# NEED: someone who knows Dr. Kimm



## zDom (Aug 3, 2009)

I am trying to put together a biography of Lee H. Park and need HELP.

Anyone there who personally knows Dr. Kimm and could possibly help me out?

Let me know - PLEASE.

Park was a remarkable martial artist who deserves to be remembered. I am hoping to put this biography together while it is still possible.

I doubt if there is any money to be made on this project, so I don't think I can offer any.

I CAN and WILL, however, give full credit in the finished project for all contributions.


----------



## Master K (Aug 4, 2009)

Are you referring to Dr.
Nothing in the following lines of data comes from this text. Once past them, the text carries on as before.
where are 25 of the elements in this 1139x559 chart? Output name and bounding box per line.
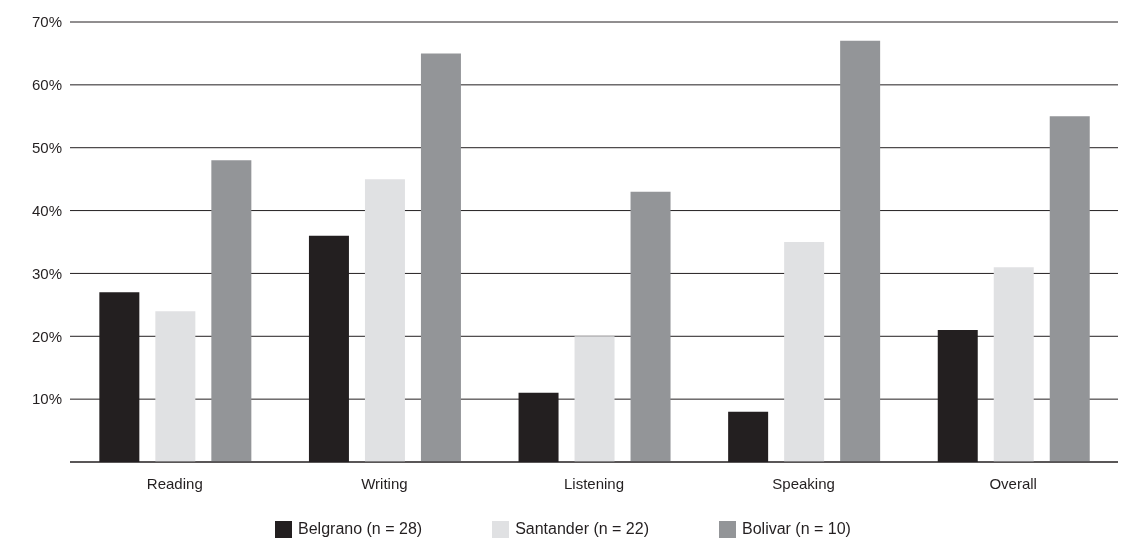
bar [784, 242, 825, 462]
x-tick-label: Writing [361, 474, 408, 492]
y-tick-label: 50% [31, 139, 62, 157]
bar [211, 160, 252, 462]
bar [840, 40, 881, 462]
legend-label: Belgrano (n = 28) [298, 520, 423, 538]
x-tick-label: Overall [989, 474, 1037, 492]
bar [630, 191, 671, 462]
bar [1049, 116, 1090, 462]
y-tick-label: 70% [31, 13, 62, 31]
x-tick-label: Reading [146, 474, 203, 492]
bar [993, 267, 1034, 462]
x-tick-label: Speaking [772, 474, 835, 492]
y-tick-label: 40% [31, 201, 62, 219]
x-tick-label: Listening [563, 474, 625, 492]
y-tick-label: 20% [31, 327, 62, 345]
y-tick-label: 30% [31, 264, 62, 282]
bar [420, 53, 461, 462]
y-tick-label: 10% [31, 390, 62, 408]
bar [155, 311, 196, 462]
legend-label: Bolivar (n = 10) [742, 520, 851, 538]
legend-label: Santander (n = 22) [515, 520, 649, 538]
bar [364, 179, 405, 462]
bar [574, 336, 615, 462]
y-tick-label: 60% [31, 76, 62, 94]
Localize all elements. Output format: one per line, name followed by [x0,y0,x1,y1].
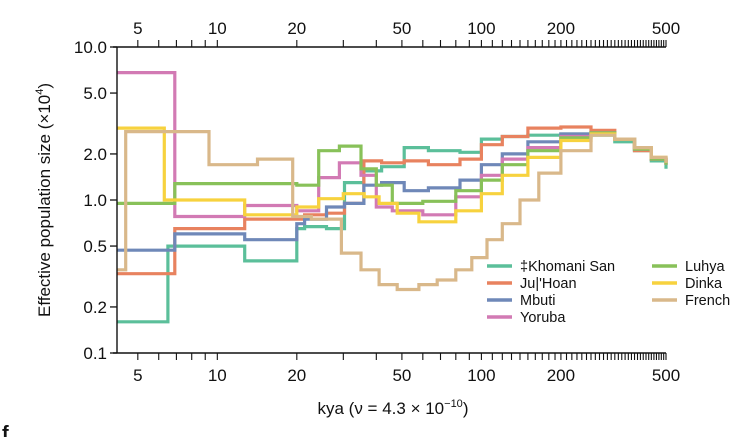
y-tick-label: 0.2 [83,298,107,317]
legend-label: French [685,293,730,309]
y-tick-label: 10.0 [74,38,107,57]
x-tick-label: 10 [208,366,227,385]
top-tick-label: 100 [467,19,495,38]
top-tick-label: 50 [392,19,411,38]
legend-item: Yoruba [487,310,566,326]
y-axis-title: Effective population size (×104) [34,83,54,317]
legend-label: Yoruba [520,310,566,326]
x-axis-title-close: ) [463,399,469,418]
legend-item: Dinka [652,276,723,292]
y-axis-title-exp: 4 [34,89,46,95]
x-tick-label: 200 [547,366,575,385]
x-tick-label: 50 [392,366,411,385]
top-tick-label: 10 [208,19,227,38]
legend-label: Dinka [685,276,723,292]
x-axis-title: kya (ν = 4.3 × 10−10) [318,398,469,418]
legend-item: Ju|'Hoan [487,276,577,292]
y-ticks: 0.1 0.2 0.5 1.0 2.0 5.0 10.0 [74,38,117,363]
legend-label: Mbuti [520,293,555,309]
legend-label: Ju|'Hoan [520,276,577,292]
legend-item: Mbuti [487,293,555,309]
y-axis-title-close: ) [35,83,54,89]
y-tick-label: 0.1 [83,344,107,363]
x-tick-label: 20 [287,366,306,385]
top-tick-label: 200 [547,19,575,38]
panel-letter: f [2,423,9,437]
y-axis-title-text: Effective population size (×10 [35,95,54,317]
x-ticks: 5 10 20 50 100 200 500 [133,353,680,385]
legend-item: French [652,293,730,309]
y-tick-label: 0.5 [83,237,107,256]
x-tick-label: 5 [133,366,142,385]
legend-label: Luhya [685,259,725,275]
top-tick-label: 5 [133,19,142,38]
top-ticks: 5 10 20 50 100 200 500 [133,19,680,47]
legend-label: ‡Khomani San [520,259,615,275]
y-tick-label: 2.0 [83,145,107,164]
x-tick-label: 100 [467,366,495,385]
x-axis-title-text: kya (ν = 4.3 × 10 [318,399,445,418]
x-tick-label: 500 [652,366,680,385]
series-line-french [117,130,668,292]
series-layer [117,71,668,324]
legend-item: ‡Khomani San [487,259,615,275]
top-tick-label: 20 [287,19,306,38]
x-axis-title-exp: −10 [444,398,463,410]
y-tick-label: 1.0 [83,191,107,210]
top-tick-label: 500 [652,19,680,38]
axes-layer: 0.10.20.51.02.05.010.0 5 10 20 50 100 200 500 … [74,19,680,385]
y-tick-label: 5.0 [83,84,107,103]
legend-item: Luhya [652,259,725,275]
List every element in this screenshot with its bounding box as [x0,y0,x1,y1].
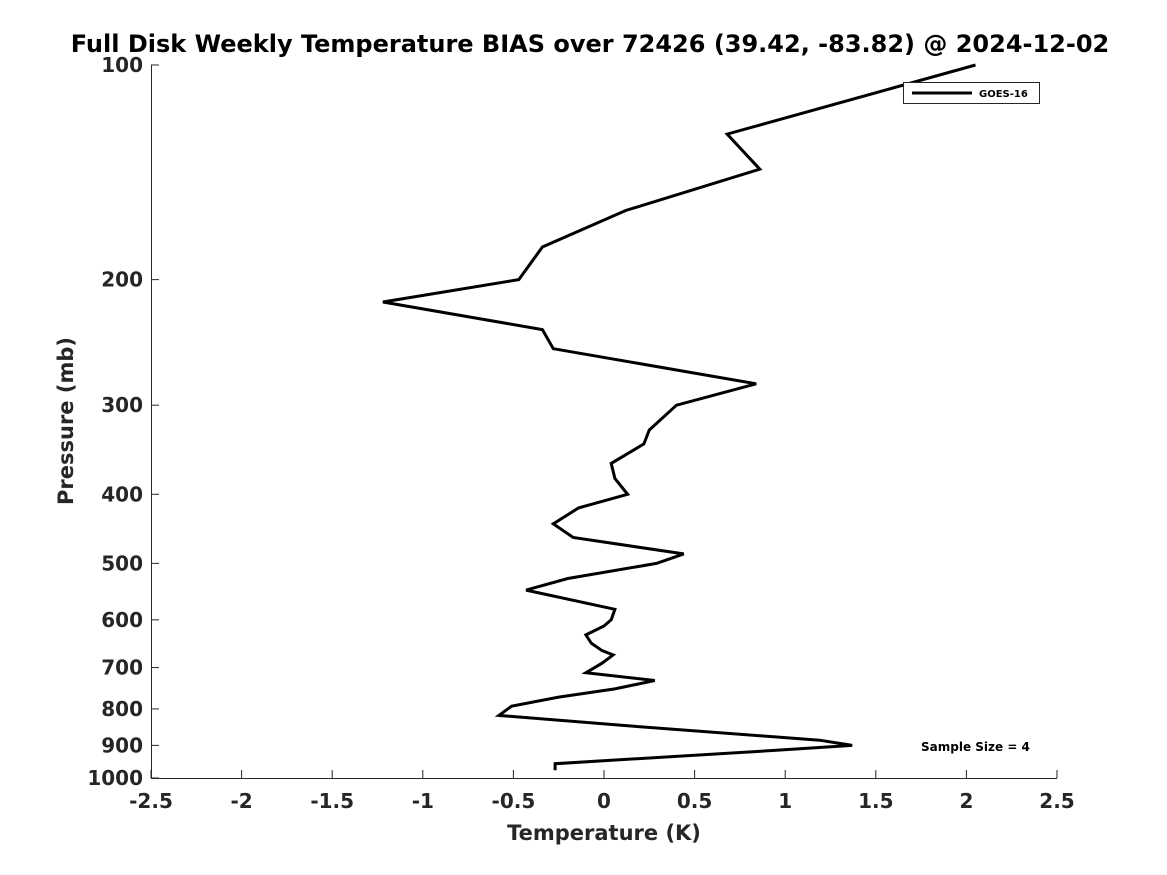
series-line-goes-16 [382,63,976,771]
x-tick-label: 2 [959,789,973,813]
y-tick-label: 500 [101,551,143,575]
x-tick-label: 1 [778,789,792,813]
x-tick-label: -2.5 [129,789,173,813]
x-tick-label: 0.5 [677,789,712,813]
x-tick-label: 0 [597,789,611,813]
chart-title: Full Disk Weekly Temperature BIAS over 7… [71,30,1110,58]
y-tick-label: 900 [101,733,143,757]
y-tick-label: 1000 [87,766,143,790]
y-tick-label: 700 [101,656,143,680]
y-axis-label: Pressure (mb) [54,337,78,505]
plot-axes [151,65,1057,779]
x-tick-label: -2 [230,789,252,813]
y-tick-label: 200 [101,268,143,292]
y-tick-label: 400 [101,482,143,506]
y-ticks: 100 200 300 400 500 600 700 800 900 1000 [87,53,159,790]
x-tick-label: 2.5 [1039,789,1074,813]
y-tick-label: 800 [101,697,143,721]
x-tick-label: -1 [412,789,434,813]
y-tick-label: 300 [101,393,143,417]
series-layer [382,63,976,771]
y-tick-label: 600 [101,608,143,632]
x-ticks: -2.5 -2 -1.5 -1 -0.5 0 0.5 1 1.5 2 2.5 [129,770,1075,813]
x-tick-label: 1.5 [858,789,893,813]
x-tick-label: -0.5 [492,789,536,813]
legend-label-goes-16: GOES-16 [979,89,1028,100]
legend: GOES-16 [903,82,1040,104]
x-axis-label: Temperature (K) [507,821,701,845]
y-tick-label: 100 [101,53,143,77]
sample-size-annotation: Sample Size = 4 [921,740,1030,754]
x-tick-label: -1.5 [310,789,354,813]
Kimm, He-Young?


----------



## miguksaram (Aug 5, 2009)

zDom said:


> I am trying to put together a biography of Lee H. Park and need HELP.
> 
> Anyone there who personally knows Dr. Kimm and could possibly help me out?
> 
> ...


 
Contact Grand Master JR West.  Here is is website:  http://www.hapkido.com/  He is close friends with GM Kimm


----------



## firerex (Aug 6, 2009)

you can also go to thealliance@itaonline.com  and ask if they have any way of contacting him


----------



## dancingalone (Aug 6, 2009)

Why don't you just call Dr. Kimm directly?  He lists his phone number on his website, and generally when you call the number he or his wife answers the phone.


----------



## zDom (Aug 6, 2009)

I will check out all those options: thanks, all.


----------